Natural Language Processing and Generative AI in the Automated Scoring and Feedback of Reflective Writing in Medical Education: A Validity and Fairness Analysis
Listed in
This article is not in any list yet, why not save it to one of your lists.Abstract
The study explored the application of Natural Language Processing (NLP) and generative AI tools in assessing reflective writing submitted by medical students in Ghana. It evaluated the validity, fairness, and cultural alignment of AI-generated feedback by comparing AI-generated scores with human rater assessments and analyzing demographic group discrepancies. A total of 180 reflective essays were sampled, with an equal number (n = 60) collected from each university . Quantitative methods included Cohen’s Kappa and Intraclass Correlation Coefficients (ICC) to assess inter-rater agreement, while logistic regression and multiple regression models examined potential biases across gender, university affiliation, and English proficiency. Qualitative data were gathered through interviews with students and faculty to explore perceptions of fairness, trust, and the AI’s capacity to capture cultural and linguistic nuances. Results indicated that the AI system demonstrated strong inter-rater reliability, with Cohen’s Kappa values of 0.74 (AI vs Rater 1) and 0.76 (AI vs Rater 2), and ICC values of 0.78 and 0.80, respectively. Human raters showed higher agreement with each other (Cohen’s Kappa = 0.81, ICC = 0.85). However, significant discrepancies were found across demographic groups, particularly for English proficiency, where lower proficiency students tended to receive higher AI scores than human raters (log-odds of 0.45, p = 0.001).

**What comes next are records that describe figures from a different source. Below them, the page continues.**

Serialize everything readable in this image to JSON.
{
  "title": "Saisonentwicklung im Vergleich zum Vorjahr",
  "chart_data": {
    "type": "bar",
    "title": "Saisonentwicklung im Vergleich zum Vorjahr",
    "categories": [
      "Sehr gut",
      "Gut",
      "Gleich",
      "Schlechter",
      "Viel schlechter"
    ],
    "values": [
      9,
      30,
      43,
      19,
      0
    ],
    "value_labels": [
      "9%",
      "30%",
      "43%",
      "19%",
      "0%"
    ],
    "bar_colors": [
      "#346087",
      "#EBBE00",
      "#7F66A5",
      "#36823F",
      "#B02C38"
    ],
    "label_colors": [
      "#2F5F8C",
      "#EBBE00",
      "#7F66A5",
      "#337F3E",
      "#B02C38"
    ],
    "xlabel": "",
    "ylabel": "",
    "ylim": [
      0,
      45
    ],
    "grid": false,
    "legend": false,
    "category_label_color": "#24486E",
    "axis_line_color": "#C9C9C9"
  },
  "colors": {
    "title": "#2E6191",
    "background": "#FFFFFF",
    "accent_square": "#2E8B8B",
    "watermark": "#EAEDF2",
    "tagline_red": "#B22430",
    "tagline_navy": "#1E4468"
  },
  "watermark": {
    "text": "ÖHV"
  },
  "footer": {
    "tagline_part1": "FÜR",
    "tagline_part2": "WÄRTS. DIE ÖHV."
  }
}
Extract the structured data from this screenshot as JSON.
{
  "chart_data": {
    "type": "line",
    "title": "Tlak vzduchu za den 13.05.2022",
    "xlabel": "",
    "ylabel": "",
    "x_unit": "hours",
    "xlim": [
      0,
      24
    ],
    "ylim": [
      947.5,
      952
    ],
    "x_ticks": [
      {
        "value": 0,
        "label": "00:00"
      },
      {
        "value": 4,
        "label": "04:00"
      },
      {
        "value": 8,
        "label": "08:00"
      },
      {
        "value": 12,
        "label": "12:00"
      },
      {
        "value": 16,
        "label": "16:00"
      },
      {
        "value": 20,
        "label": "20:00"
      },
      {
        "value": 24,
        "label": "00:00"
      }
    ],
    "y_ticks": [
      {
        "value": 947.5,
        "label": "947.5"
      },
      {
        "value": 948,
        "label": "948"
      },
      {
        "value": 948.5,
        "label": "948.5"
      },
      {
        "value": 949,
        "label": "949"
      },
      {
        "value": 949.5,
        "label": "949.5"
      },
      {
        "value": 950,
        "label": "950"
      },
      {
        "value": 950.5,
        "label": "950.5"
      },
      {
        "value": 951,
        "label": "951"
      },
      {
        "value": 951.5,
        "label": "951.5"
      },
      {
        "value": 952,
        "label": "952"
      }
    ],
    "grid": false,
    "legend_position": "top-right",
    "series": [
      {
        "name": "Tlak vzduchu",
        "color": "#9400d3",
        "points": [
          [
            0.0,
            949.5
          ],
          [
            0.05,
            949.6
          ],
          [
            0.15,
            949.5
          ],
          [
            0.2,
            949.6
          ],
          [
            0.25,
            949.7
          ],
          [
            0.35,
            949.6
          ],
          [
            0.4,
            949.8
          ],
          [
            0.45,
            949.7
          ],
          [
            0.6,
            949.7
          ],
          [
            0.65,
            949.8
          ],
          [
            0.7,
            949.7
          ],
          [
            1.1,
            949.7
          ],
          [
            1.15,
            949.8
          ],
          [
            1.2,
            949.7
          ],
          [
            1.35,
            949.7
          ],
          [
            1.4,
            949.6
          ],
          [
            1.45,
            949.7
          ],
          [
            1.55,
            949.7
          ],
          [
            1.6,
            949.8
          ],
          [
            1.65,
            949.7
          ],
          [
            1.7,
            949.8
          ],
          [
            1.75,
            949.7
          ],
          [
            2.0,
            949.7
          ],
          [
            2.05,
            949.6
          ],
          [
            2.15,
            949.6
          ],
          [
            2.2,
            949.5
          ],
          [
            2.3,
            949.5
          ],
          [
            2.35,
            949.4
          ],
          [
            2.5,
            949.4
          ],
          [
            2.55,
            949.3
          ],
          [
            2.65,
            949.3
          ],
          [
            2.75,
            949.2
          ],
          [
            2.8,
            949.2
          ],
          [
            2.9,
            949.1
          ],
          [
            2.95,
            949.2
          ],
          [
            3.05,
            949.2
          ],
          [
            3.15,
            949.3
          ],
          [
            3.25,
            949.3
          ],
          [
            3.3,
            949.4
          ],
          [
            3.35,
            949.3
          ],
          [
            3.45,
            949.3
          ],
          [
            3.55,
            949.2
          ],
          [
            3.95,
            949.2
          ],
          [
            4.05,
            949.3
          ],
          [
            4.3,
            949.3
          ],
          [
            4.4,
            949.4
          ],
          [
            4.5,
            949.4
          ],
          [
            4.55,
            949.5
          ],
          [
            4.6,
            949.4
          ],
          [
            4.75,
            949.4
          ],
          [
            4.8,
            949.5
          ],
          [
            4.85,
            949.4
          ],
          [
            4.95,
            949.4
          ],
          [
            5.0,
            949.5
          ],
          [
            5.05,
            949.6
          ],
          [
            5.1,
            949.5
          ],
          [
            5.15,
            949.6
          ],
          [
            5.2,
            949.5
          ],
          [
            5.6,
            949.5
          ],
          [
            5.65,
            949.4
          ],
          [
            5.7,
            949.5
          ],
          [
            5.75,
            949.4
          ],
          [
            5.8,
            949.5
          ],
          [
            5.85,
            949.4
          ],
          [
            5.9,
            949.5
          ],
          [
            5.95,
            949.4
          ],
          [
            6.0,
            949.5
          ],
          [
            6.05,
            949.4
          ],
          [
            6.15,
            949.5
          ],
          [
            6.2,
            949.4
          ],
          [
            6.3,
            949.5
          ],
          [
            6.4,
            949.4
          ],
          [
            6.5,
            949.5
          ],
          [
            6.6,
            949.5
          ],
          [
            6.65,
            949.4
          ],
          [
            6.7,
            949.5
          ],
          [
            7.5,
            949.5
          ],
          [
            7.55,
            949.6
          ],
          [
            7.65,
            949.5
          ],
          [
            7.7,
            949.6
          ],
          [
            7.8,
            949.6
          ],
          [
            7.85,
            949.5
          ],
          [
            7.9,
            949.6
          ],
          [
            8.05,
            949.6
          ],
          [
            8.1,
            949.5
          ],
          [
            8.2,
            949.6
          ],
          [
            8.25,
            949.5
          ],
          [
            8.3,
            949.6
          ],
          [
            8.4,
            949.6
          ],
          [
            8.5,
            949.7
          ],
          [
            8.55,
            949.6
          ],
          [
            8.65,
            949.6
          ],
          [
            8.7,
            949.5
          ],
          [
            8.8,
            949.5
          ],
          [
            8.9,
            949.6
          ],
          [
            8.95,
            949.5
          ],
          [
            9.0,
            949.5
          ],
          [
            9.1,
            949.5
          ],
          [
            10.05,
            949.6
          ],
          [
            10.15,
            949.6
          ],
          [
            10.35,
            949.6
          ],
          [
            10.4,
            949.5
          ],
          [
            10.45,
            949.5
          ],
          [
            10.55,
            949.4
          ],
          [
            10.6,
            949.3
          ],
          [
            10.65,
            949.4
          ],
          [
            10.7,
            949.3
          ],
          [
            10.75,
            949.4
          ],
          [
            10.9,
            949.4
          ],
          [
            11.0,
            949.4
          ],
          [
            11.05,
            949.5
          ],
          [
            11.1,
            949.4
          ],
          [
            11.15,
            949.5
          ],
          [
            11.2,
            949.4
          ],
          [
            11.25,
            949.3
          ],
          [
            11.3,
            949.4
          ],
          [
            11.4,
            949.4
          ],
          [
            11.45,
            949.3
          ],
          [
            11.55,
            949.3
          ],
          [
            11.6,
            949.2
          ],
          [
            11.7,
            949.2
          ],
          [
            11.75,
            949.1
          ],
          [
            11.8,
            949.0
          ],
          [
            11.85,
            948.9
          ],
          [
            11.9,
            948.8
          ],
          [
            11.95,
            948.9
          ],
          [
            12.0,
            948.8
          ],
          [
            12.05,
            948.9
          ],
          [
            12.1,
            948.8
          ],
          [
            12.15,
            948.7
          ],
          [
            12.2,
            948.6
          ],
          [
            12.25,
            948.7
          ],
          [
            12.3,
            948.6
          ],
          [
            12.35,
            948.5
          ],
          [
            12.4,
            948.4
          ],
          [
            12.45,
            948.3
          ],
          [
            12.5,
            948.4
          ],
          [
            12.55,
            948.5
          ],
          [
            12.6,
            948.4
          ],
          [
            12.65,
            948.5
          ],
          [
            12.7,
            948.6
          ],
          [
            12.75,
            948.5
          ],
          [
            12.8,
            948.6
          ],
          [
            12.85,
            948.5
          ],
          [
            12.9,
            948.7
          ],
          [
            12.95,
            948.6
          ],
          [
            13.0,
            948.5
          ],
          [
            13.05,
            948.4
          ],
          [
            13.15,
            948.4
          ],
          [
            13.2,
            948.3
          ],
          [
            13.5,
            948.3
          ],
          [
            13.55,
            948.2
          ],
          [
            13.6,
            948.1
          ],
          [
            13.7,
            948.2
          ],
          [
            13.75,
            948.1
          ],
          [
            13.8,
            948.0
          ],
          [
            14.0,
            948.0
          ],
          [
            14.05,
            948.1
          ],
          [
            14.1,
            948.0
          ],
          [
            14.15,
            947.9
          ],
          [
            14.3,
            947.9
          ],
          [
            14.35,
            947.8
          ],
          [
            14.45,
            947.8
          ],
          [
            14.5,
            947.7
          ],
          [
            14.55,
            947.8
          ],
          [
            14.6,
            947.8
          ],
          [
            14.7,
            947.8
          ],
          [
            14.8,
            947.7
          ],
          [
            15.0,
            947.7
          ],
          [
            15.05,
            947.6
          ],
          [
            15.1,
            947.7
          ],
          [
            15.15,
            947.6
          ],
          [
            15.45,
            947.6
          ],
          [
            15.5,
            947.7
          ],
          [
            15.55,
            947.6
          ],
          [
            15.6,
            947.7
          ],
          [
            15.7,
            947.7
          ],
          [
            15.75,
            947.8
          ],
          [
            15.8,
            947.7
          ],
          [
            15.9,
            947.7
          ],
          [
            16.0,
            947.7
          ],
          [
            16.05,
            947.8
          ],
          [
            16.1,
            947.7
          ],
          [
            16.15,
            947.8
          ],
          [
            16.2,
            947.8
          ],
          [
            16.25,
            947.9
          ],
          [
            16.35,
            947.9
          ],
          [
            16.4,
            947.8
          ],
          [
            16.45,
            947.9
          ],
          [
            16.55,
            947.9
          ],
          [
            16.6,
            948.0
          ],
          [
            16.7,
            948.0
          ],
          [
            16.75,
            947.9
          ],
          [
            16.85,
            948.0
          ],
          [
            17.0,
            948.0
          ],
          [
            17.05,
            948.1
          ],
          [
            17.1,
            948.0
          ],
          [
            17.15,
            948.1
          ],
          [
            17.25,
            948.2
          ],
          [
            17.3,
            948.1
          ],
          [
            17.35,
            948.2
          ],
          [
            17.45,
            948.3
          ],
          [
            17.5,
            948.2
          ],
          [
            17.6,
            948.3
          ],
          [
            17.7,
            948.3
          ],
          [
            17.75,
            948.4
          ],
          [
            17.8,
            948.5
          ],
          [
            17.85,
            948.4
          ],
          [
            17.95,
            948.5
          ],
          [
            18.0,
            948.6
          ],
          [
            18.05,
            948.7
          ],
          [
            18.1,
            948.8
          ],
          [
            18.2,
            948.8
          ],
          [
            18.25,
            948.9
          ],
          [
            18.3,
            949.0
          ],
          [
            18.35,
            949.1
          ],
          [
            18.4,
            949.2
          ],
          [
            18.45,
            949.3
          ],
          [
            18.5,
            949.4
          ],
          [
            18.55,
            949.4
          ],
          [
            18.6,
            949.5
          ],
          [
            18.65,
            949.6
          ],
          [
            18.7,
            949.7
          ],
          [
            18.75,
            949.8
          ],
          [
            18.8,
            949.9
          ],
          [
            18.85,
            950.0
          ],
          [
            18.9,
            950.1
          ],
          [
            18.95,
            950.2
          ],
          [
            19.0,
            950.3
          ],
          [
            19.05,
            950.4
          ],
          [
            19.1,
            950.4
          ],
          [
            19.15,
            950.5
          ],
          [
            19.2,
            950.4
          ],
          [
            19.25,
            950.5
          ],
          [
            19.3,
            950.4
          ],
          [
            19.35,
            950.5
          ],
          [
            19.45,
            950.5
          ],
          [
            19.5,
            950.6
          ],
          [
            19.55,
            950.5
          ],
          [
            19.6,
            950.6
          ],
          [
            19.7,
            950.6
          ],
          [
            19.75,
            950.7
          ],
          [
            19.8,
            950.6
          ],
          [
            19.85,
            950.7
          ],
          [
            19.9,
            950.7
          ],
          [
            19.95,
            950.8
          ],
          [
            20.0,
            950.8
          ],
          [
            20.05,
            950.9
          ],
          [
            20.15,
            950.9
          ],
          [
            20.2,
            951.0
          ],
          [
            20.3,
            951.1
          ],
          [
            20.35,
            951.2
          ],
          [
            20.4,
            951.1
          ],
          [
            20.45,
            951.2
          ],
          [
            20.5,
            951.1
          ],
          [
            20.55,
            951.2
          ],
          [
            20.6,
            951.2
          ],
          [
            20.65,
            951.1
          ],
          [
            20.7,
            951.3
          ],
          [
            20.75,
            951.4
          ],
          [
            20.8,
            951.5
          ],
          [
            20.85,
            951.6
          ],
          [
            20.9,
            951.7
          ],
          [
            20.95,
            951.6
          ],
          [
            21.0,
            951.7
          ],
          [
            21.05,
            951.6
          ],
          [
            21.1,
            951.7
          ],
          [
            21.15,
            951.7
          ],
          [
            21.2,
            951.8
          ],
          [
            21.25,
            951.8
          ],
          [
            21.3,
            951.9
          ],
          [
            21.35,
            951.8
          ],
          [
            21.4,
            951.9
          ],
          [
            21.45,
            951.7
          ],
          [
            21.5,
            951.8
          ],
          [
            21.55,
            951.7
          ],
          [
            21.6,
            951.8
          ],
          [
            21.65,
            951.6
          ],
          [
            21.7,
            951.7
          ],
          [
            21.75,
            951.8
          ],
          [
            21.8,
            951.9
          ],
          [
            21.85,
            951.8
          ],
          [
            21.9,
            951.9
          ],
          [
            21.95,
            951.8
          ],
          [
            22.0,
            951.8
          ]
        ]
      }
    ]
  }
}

Thematic analysis of qualitative interviews revealed concerns over the lack of empathy in AI feedback, misalignment with cultural and linguistic nuances, and mixed levels of trust in AI-generated assessments. These findings suggest that while AI holds promise for improving efficiency in assessment, careful attention must be given to its limitations in fairness and cultural sensitivity. The study concluded with recommendations for improving AI systems through contextual adaptation, hybrid assessment models, faculty training, and regular bias audits to ensure equitable and effective use of AI in educational settings.